Its new spring leaves unfurl in copper shades amongst yellow flowers, which ripen into black berries.
The evergreen leaves mature to dark green in summer, then turn warm ruddy red late Autumn.
The dense growth and long spines make an excellent intruder-proof hedge.
Barberries will grow well in sun or partial shade but you'll get the best flowers and berries in a sunny position.
They're great for exposed or seaside gardens, and for polluted inner city sites.
A secure hedging plant with year round interest is rare, your other options that fit that bill are pretty much Berberis darwinii, and Pyracanthas.
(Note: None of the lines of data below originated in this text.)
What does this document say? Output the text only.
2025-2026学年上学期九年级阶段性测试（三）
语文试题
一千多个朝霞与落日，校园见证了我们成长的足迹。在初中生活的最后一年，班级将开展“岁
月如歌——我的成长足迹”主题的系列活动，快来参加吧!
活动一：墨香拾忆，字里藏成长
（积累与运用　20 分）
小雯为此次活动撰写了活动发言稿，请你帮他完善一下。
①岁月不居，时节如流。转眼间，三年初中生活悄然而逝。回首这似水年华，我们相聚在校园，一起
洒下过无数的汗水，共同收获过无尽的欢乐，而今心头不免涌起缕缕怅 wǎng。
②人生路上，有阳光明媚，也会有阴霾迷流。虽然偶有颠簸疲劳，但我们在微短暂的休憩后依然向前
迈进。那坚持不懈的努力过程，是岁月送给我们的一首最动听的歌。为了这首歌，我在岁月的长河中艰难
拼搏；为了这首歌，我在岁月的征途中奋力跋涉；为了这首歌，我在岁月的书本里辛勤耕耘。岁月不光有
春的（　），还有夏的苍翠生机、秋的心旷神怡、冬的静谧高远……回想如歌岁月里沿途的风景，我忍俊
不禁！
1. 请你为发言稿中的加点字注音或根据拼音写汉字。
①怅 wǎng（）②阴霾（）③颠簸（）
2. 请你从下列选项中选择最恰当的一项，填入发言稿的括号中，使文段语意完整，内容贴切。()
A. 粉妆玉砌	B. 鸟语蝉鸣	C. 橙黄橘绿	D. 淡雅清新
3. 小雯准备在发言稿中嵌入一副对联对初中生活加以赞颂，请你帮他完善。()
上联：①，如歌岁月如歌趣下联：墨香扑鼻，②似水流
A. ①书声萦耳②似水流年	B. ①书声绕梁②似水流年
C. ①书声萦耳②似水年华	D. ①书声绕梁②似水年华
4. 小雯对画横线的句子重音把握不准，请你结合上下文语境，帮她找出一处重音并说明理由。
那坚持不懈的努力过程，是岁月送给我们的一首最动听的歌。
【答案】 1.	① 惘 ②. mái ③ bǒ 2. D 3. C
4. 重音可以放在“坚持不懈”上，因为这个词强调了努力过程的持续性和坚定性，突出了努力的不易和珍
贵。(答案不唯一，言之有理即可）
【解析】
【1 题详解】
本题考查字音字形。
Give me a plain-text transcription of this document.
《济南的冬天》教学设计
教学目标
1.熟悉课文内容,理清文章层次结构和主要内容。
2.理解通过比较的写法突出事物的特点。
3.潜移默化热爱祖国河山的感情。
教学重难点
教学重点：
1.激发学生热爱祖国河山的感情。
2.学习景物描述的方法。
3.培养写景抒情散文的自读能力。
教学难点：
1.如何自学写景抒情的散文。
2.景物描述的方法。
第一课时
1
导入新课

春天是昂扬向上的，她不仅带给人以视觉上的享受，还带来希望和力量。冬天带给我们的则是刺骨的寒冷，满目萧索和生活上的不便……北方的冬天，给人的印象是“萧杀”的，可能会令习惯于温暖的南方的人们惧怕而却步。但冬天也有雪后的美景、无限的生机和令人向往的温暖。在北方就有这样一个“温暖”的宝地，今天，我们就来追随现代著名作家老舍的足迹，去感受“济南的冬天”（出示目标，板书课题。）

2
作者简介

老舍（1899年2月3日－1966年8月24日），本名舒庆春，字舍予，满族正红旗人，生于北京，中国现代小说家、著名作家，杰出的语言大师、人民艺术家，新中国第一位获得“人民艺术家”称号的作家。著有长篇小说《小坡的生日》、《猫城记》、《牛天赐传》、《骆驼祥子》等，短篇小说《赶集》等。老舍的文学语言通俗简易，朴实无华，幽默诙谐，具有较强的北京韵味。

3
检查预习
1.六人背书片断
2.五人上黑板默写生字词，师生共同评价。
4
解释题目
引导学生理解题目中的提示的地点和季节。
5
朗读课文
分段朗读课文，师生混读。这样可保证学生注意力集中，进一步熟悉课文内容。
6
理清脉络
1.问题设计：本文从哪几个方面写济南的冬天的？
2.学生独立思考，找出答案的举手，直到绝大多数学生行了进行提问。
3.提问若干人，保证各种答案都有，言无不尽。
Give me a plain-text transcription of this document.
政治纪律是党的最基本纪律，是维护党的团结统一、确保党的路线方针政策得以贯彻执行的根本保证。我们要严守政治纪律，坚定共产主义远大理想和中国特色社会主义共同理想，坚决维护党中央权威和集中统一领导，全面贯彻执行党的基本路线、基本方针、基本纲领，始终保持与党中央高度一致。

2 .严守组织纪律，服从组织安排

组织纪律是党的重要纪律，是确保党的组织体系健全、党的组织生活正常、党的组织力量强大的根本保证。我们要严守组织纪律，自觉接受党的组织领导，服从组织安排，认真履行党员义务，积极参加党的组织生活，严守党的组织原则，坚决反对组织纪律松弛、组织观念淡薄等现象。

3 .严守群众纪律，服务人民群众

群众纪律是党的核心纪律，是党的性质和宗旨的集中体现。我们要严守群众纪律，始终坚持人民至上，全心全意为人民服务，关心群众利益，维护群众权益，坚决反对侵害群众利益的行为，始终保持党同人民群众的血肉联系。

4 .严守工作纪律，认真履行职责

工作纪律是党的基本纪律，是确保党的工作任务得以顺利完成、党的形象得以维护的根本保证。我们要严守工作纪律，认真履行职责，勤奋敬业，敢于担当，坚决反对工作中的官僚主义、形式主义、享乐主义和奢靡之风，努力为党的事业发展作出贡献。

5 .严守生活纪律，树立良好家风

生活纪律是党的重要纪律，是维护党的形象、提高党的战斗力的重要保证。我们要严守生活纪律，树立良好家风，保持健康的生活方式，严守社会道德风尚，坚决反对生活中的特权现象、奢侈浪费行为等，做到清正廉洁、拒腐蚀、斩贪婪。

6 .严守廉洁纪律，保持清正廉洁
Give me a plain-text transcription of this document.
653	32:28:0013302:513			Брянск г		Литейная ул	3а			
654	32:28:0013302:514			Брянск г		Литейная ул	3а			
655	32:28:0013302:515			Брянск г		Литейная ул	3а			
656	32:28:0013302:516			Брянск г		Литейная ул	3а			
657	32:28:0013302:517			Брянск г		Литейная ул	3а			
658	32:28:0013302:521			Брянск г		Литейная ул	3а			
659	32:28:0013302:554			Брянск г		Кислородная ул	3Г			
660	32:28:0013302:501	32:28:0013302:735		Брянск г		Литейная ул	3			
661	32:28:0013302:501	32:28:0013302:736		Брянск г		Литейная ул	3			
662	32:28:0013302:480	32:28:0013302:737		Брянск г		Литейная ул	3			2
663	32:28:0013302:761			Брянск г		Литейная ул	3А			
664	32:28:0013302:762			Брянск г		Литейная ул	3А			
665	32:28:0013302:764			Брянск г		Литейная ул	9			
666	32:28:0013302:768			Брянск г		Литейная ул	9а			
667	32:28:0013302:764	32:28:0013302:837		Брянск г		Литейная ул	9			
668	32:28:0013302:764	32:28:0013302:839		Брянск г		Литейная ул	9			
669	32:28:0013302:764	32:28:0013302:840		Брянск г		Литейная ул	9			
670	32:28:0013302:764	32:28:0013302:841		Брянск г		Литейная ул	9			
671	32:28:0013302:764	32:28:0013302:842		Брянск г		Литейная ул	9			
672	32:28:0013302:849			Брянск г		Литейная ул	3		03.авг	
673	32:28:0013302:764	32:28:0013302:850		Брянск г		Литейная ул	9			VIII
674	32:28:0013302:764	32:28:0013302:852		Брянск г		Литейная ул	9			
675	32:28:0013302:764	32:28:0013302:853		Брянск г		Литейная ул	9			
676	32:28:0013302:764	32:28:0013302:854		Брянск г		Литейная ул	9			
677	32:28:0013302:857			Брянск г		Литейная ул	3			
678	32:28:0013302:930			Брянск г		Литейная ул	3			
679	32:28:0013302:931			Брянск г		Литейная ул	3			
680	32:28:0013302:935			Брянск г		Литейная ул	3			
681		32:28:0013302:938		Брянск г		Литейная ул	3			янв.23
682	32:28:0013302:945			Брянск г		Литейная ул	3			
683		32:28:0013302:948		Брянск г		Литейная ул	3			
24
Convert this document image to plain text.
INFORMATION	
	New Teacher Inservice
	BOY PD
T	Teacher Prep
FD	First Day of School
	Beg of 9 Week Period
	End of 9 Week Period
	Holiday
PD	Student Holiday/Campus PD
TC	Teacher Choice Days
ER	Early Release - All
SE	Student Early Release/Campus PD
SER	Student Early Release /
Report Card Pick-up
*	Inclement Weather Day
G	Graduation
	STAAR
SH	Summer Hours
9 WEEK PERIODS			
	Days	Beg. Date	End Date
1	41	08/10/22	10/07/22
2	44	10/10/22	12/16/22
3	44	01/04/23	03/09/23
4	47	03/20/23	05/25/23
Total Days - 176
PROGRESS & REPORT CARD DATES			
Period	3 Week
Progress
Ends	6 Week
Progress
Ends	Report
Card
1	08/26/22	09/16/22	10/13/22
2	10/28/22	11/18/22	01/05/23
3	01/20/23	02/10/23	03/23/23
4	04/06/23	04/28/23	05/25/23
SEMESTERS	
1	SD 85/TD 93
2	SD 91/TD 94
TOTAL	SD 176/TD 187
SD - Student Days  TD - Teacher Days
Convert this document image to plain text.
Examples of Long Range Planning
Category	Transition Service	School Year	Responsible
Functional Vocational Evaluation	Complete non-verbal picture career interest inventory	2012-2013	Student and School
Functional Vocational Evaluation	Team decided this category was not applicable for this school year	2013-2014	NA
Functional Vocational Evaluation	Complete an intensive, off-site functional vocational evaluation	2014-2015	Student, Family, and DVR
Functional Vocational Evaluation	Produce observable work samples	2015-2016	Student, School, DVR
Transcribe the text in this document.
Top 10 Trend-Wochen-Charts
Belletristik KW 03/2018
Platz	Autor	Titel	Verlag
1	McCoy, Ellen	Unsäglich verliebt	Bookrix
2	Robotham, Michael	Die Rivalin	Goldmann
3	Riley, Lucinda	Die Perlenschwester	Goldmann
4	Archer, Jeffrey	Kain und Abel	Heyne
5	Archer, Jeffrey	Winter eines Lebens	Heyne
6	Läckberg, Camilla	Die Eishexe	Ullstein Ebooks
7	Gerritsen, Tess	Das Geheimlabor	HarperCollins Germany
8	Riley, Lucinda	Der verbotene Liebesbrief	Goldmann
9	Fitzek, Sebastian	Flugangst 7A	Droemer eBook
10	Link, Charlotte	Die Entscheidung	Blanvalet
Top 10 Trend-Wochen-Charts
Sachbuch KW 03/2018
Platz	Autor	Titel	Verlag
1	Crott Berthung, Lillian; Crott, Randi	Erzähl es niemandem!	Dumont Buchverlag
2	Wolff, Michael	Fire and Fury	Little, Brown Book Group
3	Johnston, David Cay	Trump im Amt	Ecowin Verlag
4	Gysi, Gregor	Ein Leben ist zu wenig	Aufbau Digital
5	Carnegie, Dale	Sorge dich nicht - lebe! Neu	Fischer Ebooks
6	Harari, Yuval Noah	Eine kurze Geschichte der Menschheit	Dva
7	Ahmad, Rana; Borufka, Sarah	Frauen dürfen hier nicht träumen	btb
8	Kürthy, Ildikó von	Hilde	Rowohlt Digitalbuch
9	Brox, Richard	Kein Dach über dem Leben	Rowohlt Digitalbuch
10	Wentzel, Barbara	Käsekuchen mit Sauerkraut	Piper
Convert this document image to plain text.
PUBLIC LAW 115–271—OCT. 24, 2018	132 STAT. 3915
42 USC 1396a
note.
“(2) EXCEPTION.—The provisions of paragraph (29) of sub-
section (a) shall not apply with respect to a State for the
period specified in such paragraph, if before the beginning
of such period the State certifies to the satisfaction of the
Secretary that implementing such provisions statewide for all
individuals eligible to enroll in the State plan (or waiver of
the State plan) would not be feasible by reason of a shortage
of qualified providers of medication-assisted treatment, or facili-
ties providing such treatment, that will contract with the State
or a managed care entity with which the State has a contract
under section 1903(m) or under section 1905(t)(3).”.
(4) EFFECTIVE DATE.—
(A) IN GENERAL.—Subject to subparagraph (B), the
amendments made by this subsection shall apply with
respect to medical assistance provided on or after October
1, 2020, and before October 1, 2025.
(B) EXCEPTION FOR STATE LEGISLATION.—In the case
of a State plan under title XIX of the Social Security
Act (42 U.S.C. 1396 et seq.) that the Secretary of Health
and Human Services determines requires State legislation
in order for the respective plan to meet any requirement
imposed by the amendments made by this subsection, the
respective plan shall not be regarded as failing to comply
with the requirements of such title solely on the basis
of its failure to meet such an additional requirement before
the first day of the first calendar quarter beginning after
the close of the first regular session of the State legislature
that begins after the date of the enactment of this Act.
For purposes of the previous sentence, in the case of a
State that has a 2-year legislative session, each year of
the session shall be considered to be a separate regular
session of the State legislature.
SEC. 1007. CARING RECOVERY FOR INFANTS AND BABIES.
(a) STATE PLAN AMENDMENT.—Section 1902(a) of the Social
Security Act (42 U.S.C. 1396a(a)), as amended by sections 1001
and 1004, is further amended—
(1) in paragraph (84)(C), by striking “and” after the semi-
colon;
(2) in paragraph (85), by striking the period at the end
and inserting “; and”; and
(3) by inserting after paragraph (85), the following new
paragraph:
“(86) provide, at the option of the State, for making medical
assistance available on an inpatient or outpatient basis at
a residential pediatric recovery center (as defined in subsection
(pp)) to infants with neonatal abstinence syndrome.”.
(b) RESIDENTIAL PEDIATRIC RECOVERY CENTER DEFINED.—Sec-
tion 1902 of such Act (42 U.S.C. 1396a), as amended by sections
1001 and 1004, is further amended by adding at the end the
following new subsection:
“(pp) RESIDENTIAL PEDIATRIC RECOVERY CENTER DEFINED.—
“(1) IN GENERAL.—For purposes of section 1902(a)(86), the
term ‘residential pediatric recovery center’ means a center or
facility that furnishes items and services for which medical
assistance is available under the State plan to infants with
Its yellow spring flowers, copper-tinted young leaves, and pleasant autumn foliage colours that kick in when the last herbaceous perennials are dying back and then last all winter all make it an excellent evergreen backdrop to any flower border.
It's a great plant for wildlife gardens:
A native of Central China, this is one of the hardiest barberries, tolerating temperatures as low as -15C.
This species was brought to Britain from China by the prolific plant collector Ernest H Wilson in 1900. It was named by the German botanist Camillo Schneider (1876-1951), after his wife, Julia.
Herr Schneider should have gone down in history as the 20th century's greatest Berberis scholar, but his life's academic work and manuscripts were destroyed by Allied bombing in 1943.